Güncelleme Tarihi:
Dünyanın sonunun geleceğine ve bunun biz insanlar yüzünden olacağına eminiz, hatta bu konuda hemfikiriz. O kadar ki insan eliyle gelen dünyanın sonu teması Hollywood’dan gelen fütüristik filmlerin, bilimkurguların ortak noktası oluyor.
‘Dünya-Yeni Bir Başlangıç’ (After Earth) da bu filmlerden biri.
Günümüzden yaklaşık bin yıl sonra bir uzay gemisi, insanoğluna tehdit oluşturacak bir gezegene iniyor.
Bu gezegenin adı ise, sıkı durun: Dünya!
İnsanlar Dünya’yı terk edeli çok olmuş. Dünya da o arada insanları yok etmeye programlanacak şekilde gelişmiş.
Filmin başında ‘cennet’ diye tabir edilen bu gezegenin insanlar tarafından nasıl hor kullanıldığını, işgal edildiğini, yakılıp yıkıldığını, geriye dönük sahnelerle görüyoruz.
SOĞUK BİR BABA OĞUL İLİŞKİSİ
Filmin sonrası daha çok bir baba oğul ilişkisi anlatımına dönüyor.
Genç Kitai Raige, korkusuz ve yenilmez bir kumandan olan babası Cypher’ın gözüne girebilmek için elinden geleni yapıyor.
Ne var ki katı kuralları olan babasıyla bir türlü istediği yakınlığı kuramıyor.
Bu yakınlık baba oğlun çıktığı bir görev sırasında yeniden sınanacak.
Uzay gemileri düşen genç Kitai Raige ve babası Cypher, insan ırkının kaçmasından bin yıl sonra dünyaya ayak basıyorlar.
Cypher bacakları kırık olduğu için yerinden kıpırdayamayacak halde.
İş Kitai’ye düşüyor tabii, yardım çağrısı yapmak üzere tehlikeli bir yolculuğa çıkması kaçınılmaz oluyor.
Eğer eve dönebilmek istiyorlarsa, baba oğulun birlikte çalışmayı öğrenmesi ve birbirlerine güvenmeleri gerek.
M. Night Shyamalan, kariyerine iyi başlayıp düşüşle devam eden isimlerden.
TEHLİKE GERÇEKTİR AMA KORKU BİR SEÇİMDİR
Will Smith, başrolü oğluna, yardımcı rolü de kendine alarak kendisinden çok şey bekleyen izleyiciyi hayal kırıklığına uğratıyor.
Django’yu reddedip böyle bir filmde oynaması ancak oğluna geçtiği bir kıyak olarak nitelendirilebilir.

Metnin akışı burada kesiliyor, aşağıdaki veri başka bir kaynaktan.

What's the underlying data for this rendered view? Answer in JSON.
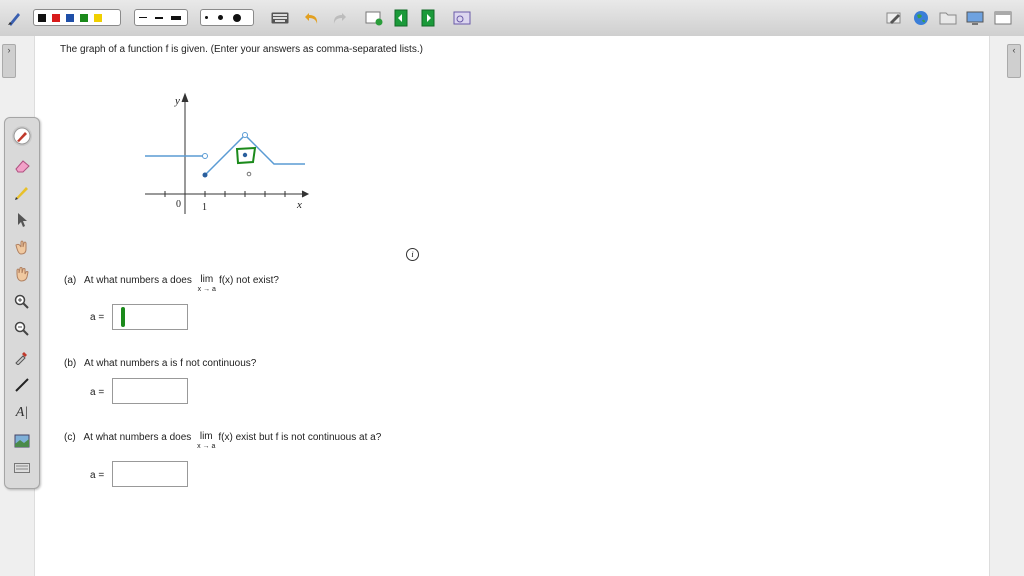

İlerlemeyen hikâyesiyle ‘sıkıcı’ damgasını hak eden filmde kanımca tek dişe dokunur şey Will Smith’in oynadığı Cypher’in kurduğu şu cümleydi: “Korkunun gerçek olmadığını anlamalısın, korku yarattığın düşüncelerin ürünüdür. Tehlike gerçektir ama korku bir seçimdir.”
Gördüğünüz gibi Dünya Yeni Bir Başlangıç öyle çok parlak bir film değil.
Ne olursa olsun da bilimkurgu ve Will Smith olsun demiyorsanız, başka seçenekleri değerlendirmenizde fayda var. Kendinize alternatif arıyorsanız yine bu hafta vizyona giren ve çok daha yere basan bir hikâye anlatan Gus Van Sant filmi ‘Kayıp Umutlar’ı (Promised Land) görün derim. Matt Damon’ın başrolünde olduğu film kasaba sakinlerinin arazilerini satın almak üzere ikna turları atan bir doğalgaz şirketi pazarlamacısının gerçek hikâyesini anlatıyor.